Update: Making Wall Street Pay

Not long after I posted “Making Wall Street Pay“, in which I proposed raising the SEC fee for buying and selling stocks as a way to raise revenues and reduce market volatility, the New York Times discovered my idea and added its substantial heft to it.  Unfortunately for 99-percenters, the Obama administration (by administration I mean Treasury Secretary Timothy Geithner) doesn’t care for my idea, according to The Times:

The Obama administration has also been lukewarm, expressing sympathy but saying it would be hard to execute, could drive trading overseas and would hurt pension funds and individual investors in addition to banks.

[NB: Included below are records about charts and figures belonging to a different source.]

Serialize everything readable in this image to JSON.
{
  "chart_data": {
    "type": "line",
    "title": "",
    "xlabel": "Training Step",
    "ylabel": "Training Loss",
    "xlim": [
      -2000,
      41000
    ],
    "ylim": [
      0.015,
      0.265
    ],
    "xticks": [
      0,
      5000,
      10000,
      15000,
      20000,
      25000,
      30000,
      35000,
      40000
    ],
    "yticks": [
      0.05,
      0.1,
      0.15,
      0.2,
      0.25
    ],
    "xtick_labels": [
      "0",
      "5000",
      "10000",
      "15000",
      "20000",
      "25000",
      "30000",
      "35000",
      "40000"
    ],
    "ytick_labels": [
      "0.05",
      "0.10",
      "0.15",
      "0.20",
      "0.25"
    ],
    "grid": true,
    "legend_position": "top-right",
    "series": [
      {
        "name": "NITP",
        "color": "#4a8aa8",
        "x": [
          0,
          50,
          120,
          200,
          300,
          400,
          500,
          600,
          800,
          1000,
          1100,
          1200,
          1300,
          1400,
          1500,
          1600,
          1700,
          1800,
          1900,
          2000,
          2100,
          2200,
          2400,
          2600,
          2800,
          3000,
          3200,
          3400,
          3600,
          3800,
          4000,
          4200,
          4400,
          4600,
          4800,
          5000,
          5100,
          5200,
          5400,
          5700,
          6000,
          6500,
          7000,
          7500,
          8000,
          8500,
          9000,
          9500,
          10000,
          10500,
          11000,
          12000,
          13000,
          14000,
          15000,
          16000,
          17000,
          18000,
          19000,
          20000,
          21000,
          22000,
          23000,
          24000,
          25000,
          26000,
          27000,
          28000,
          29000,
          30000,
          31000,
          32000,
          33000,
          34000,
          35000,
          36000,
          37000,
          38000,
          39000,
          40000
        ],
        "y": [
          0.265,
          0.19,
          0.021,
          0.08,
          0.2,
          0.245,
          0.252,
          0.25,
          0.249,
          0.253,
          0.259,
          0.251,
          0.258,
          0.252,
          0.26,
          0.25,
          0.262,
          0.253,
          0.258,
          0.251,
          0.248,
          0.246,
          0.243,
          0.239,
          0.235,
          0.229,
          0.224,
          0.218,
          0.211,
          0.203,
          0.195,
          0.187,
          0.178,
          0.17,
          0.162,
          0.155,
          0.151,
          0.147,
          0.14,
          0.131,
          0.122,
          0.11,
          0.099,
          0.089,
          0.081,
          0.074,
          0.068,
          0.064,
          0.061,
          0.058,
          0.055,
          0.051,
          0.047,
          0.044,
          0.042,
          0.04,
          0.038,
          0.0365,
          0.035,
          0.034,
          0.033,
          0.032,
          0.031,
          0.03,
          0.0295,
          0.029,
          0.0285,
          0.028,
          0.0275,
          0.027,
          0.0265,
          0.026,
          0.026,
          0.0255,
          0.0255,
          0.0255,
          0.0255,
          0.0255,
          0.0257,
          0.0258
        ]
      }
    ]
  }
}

Oh, it would hurt investors in addition to banks?  Your everyday individual investor (and here I mean investor rather than speculator) would only pay a few extra cents on a trade.  If we were really concerned about the impact of the fee on Mr. or Ms. Ordinary Investor, we could exempt small trades (under $10,000 say) from the new fee.  Clearly, the Obama administration continues to act in a fashion consistent with protecting the very institutions (and the people running them) that brought our country to the brink of economic collapse.

It’s too bad that the Occupy Movement has not (yet) become the progressive alternative to the Tea Party, instead of the rag-tag assemblage of causes and resentments it is today.  There is certainly plenty worthy of protest — no tent required, only a sense of focus.